Bagi kebanyakan orang, pasti mengaitkan Semarang dengan banjir dan pesisir. Memang kota kecil ini pernah terkenal akan kanal-kanalnya yang indah ketika VOC masih Berjaya. Namun, pada pagi hari ketika cuaca cerah tanpa kabut, kita dapat melihat satu gunung kecil di arah selatan. Berdiri tampak malu-malu terpisah dari deretan pegunungan di tengah Pulau Jawa. Gunung kecil ini bernama Ungaran.
 
Gunung Ungaran.
Bagi warga Semarang dan sekitarnya, Ungaran sudah menjadi seperti Gunung Gede Pangrango bagi warga Jakarta. Lokasi yang dekat dan tipikal gunung yang landai menjadi pemicu bagi warga Semarang untuk menjajal puncak 2.050 mdpl ini. Ada tiga jalur untuk menggapai puncak Ungaran, Pasar Jimbaran dan Candi Gedong Songo yang berada di Kabupaten Semarang dan Pabrik Teh Medini yang berlokasi di Kabupaten Kendal. Dari ketiga jalur tersebut, hanya Gedong Songo yang langsung ke Puncak.

Dukuh Promasan
Jika kita mendaki dari Jimbaran atau Medini, kita akan menemui Dukuh Promasan. Secara wilayah, dukuh yang tidak mendapat aliran listrik ini termasuk ke dalam Kabupaten Kendal. Di dukuh ini hanya ditinggali sekitar 15 rumah yang saling berdekatan. Di Promasan kita dapat menikmati keindahan kebun teh yang menghampar luas. Tidak perlu jauh-jauh ke Puncak. Dari Jimbaran atau Medini, Promasan dapat ditempuh dalam waktu kurang lebih 2 jam.

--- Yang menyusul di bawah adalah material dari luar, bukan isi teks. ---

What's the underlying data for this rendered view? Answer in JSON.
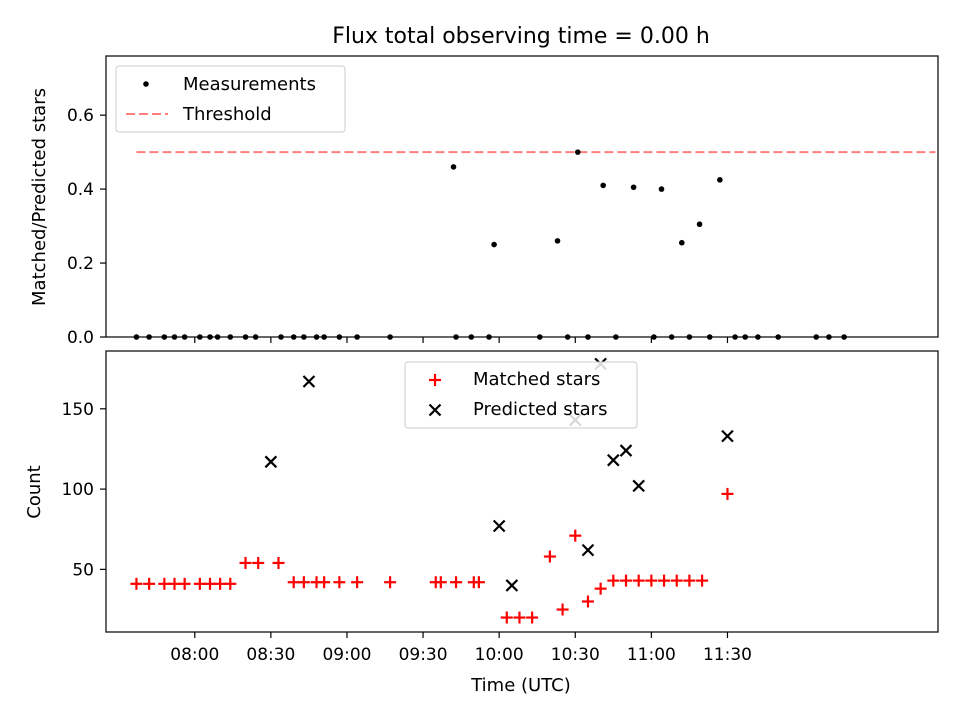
{
  "colors": {
    "measurement": "#000000",
    "threshold": "#ff7f7f",
    "matched": "#ff0000",
    "predicted": "#000000",
    "axis": "#000000"
  },
  "chart_data": [
    {
      "type": "scatter",
      "title": "Flux total observing time = 0.00 h",
      "xlabel": "",
      "ylabel": "Matched/Predicted stars",
      "xlim": [
        445,
        773
      ],
      "ylim": [
        0,
        0.76
      ],
      "xticks": [
        {
          "value": 480,
          "label": ""
        },
        {
          "value": 510,
          "label": ""
        },
        {
          "value": 540,
          "label": ""
        },
        {
          "value": 570,
          "label": ""
        },
        {
          "value": 600,
          "label": ""
        },
        {
          "value": 630,
          "label": ""
        },
        {
          "value": 660,
          "label": ""
        },
        {
          "value": 690,
          "label": ""
        }
      ],
      "yticks": [
        {
          "value": 0.0,
          "label": "0.0"
        },
        {
          "value": 0.2,
          "label": "0.2"
        },
        {
          "value": 0.4,
          "label": "0.4"
        },
        {
          "value": 0.6,
          "label": "0.6"
        }
      ],
      "legend": {
        "position": "top-left",
        "entries": [
          {
            "label": "Measurements",
            "marker": "dot"
          },
          {
            "label": "Threshold",
            "marker": "dashed-line"
          }
        ]
      },
      "threshold": {
        "value": 0.5,
        "x_start": 457,
        "x_end": 772
      },
      "series": [
        {
          "name": "Measurements",
          "x": [
            457,
            462,
            468,
            472,
            476,
            482,
            486,
            489,
            494,
            500,
            504,
            514,
            519,
            523,
            528,
            531,
            537,
            544,
            557,
            582,
            583,
            589,
            596,
            598,
            616,
            623,
            627,
            631,
            635,
            641,
            646,
            653,
            661,
            664,
            668,
            672,
            675,
            679,
            683,
            687,
            693,
            697,
            702,
            710,
            725,
            730,
            736
          ],
          "y": [
            0,
            0,
            0,
            0,
            0,
            0,
            0,
            0,
            0,
            0,
            0,
            0,
            0,
            0,
            0,
            0,
            0,
            0,
            0,
            0.46,
            0,
            0,
            0,
            0.25,
            0,
            0.26,
            0,
            0.5,
            0,
            0.41,
            0,
            0.405,
            0,
            0.4,
            0,
            0.255,
            0,
            0.305,
            0,
            0.425,
            0,
            0,
            0,
            0,
            0,
            0,
            0
          ]
        }
      ]
    },
    {
      "type": "scatter",
      "title": "",
      "xlabel": "Time (UTC)",
      "ylabel": "Count",
      "xlim": [
        445,
        773
      ],
      "ylim": [
        11,
        186
      ],
      "xticks": [
        {
          "value": 480,
          "label": "08:00"
        },
        {
          "value": 510,
          "label": "08:30"
        },
        {
          "value": 540,
          "label": "09:00"
        },
        {
          "value": 570,
          "label": "09:30"
        },
        {
          "value": 600,
          "label": "10:00"
        },
        {
          "value": 630,
          "label": "10:30"
        },
        {
          "value": 660,
          "label": "11:00"
        },
        {
          "value": 690,
          "label": "11:30"
        }
      ],
      "yticks": [
        {
          "value": 50,
          "label": "50"
        },
        {
          "value": 100,
          "label": "100"
        },
        {
          "value": 150,
          "label": "150"
        }
      ],
      "legend": {
        "position": "top-center",
        "entries": [
          {
            "label": "Matched stars",
            "marker": "plus"
          },
          {
            "label": "Predicted stars",
            "marker": "x"
          }
        ]
      },
      "series": [
        {
          "name": "Matched stars",
          "x": [
            457,
            462,
            468,
            472,
            476,
            482,
            486,
            490,
            494,
            500,
            505,
            513,
            519,
            523,
            528,
            531,
            537,
            544,
            557,
            575,
            577,
            583,
            590,
            592,
            603,
            608,
            613,
            620,
            625,
            630,
            635,
            640,
            645,
            650,
            655,
            660,
            665,
            670,
            675,
            680,
            690
          ],
          "y": [
            41,
            41,
            41,
            41,
            41,
            41,
            41,
            41,
            41,
            54,
            54,
            54,
            42,
            42,
            42,
            42,
            42,
            42,
            42,
            42,
            42,
            42,
            42,
            42,
            20,
            20,
            20,
            58,
            25,
            71,
            30,
            38,
            43,
            43,
            43,
            43,
            43,
            43,
            43,
            43,
            97
          ]
        },
        {
          "name": "Predicted stars",
          "x": [
            510,
            525,
            600,
            605,
            630,
            635,
            640,
            645,
            650,
            655,
            690
          ],
          "y": [
            117,
            167,
            77,
            40,
            143,
            62,
            178,
            118,
            124,
            102,
            133
          ]
        }
      ]
    }
  ]
}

Pos Mawar, Pintu Masuk Pendakian Ungaran dari Jimbaran.
Promasan di Pagi Hari.
Hampir keseruluhan warga Promasan berkerja sebagai pemetik daun teh. Selain itu, beberapa warga menawarkan rumahnya sebagai tempat singgah bagi para pendaki. Ongkosnya pun murah sekali, dari gratis karena telah menjadi langganan sampai 2000 rupiah (tahun 2010). Kita pun dapat memesan nasi dengan menu seadanya yang tentunya nikmat dan murah.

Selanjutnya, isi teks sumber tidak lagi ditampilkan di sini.